High: pacemakerd vs. IPC/procfs confused deputy authenticity issue (4/4)
[4/4: CPG users to be careful about now-more-probable rival processes]
In essence, this comes down to pacemaker confusing at-node CPG members
with effectively the only plausible to co-exist at particular node,
which doesn't hold and asks for a wider reconciliation of this
reality-check.
However, in practical terms, since there are two factors lowering the
priority of doing so:
1/ possibly the only non-self-inflicted scenario is either that
some of the cluster stack processes fail -- this the problem that shall rather be deferred to arranged node disarming/fencing to stay on the safe side with 100% certainty, at the cost of possibly long-lasting failover process at other nodes (for other possibility, someone running some of these by accident so they effectively become rival processes, it's like getting hands cut when playing with a lawnmower in an unintended way)
2/ for state tracking of the peer nodes, it may possibly cause troubles
in case the process observed as left wasn't the last for the particular node, even if presumably just temporary, since the situation may eventually resolve with imposed serialization of the rival processes via API end-point singleton restriction (this is also the most likely cause of why such non-final leave gets observed in the first place), except in one case -- the legitimate API end-point carrier won't possibly acknowledged as returned by its peers, at least not immediately, unless it tries to join anew, which verges on undefined behaviour (at least per corosync documentation)
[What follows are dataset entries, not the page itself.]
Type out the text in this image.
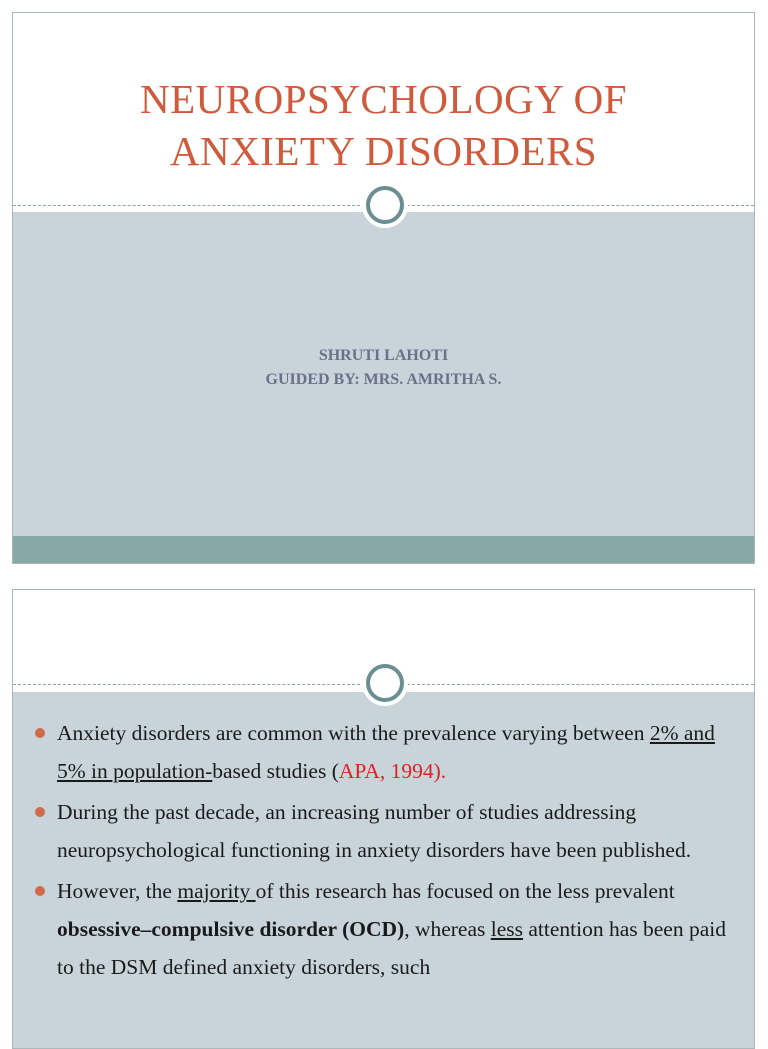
NEUROPSYCHOLOGY OF
ANXIETY DISORDERS
SHRUTI LAHOTI
GUIDED BY: MRS. AMRITHA S.
Anxiety disorders are common with the prevalence varying between 2% and 5% in population-based studies (APA, 1994).
During the past decade, an increasing number of studies addressing neuropsychological functioning in anxiety disorders have been published.
However, the majority of this research has focused on the less prevalent obsessive–compulsive disorder (OCD), whereas less attention has been paid to the DSM defined anxiety disorders, such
we make do just with a light code change so as to
- limit 1/ some more with in-daemon self-check for pre-existing end-point existence (this is to complement the checks already made in the parent daemon prior to spawning new instances, only some moments later; note that we don't have any lock file etc. mechanisms to prevent parallel runs of the same daemons, and people could run these on their own deliberation), and to
- guard against the interferences from the rivals at the same node per 2/ with ignoring their non-final leave messages altogether.
Note that CPG at this point is already expected to be authenticity-safe.
Regarding now-more-probable part, we actually traded the inherently racy
procfs scanning for something (exactly that singleton mentioned above)
rather firm (and unfakeable), but we admittedly got lost track of
processes that are after CPG membership (that is, another form of
a shared state) prior to (or in non-deterministic order allowing for
the same) carring about publishing the end-point.
Big thanks is owed to Yan Gao of SUSE, for early discovery and reporting
this discrepancy arising from the earlier commits in the set.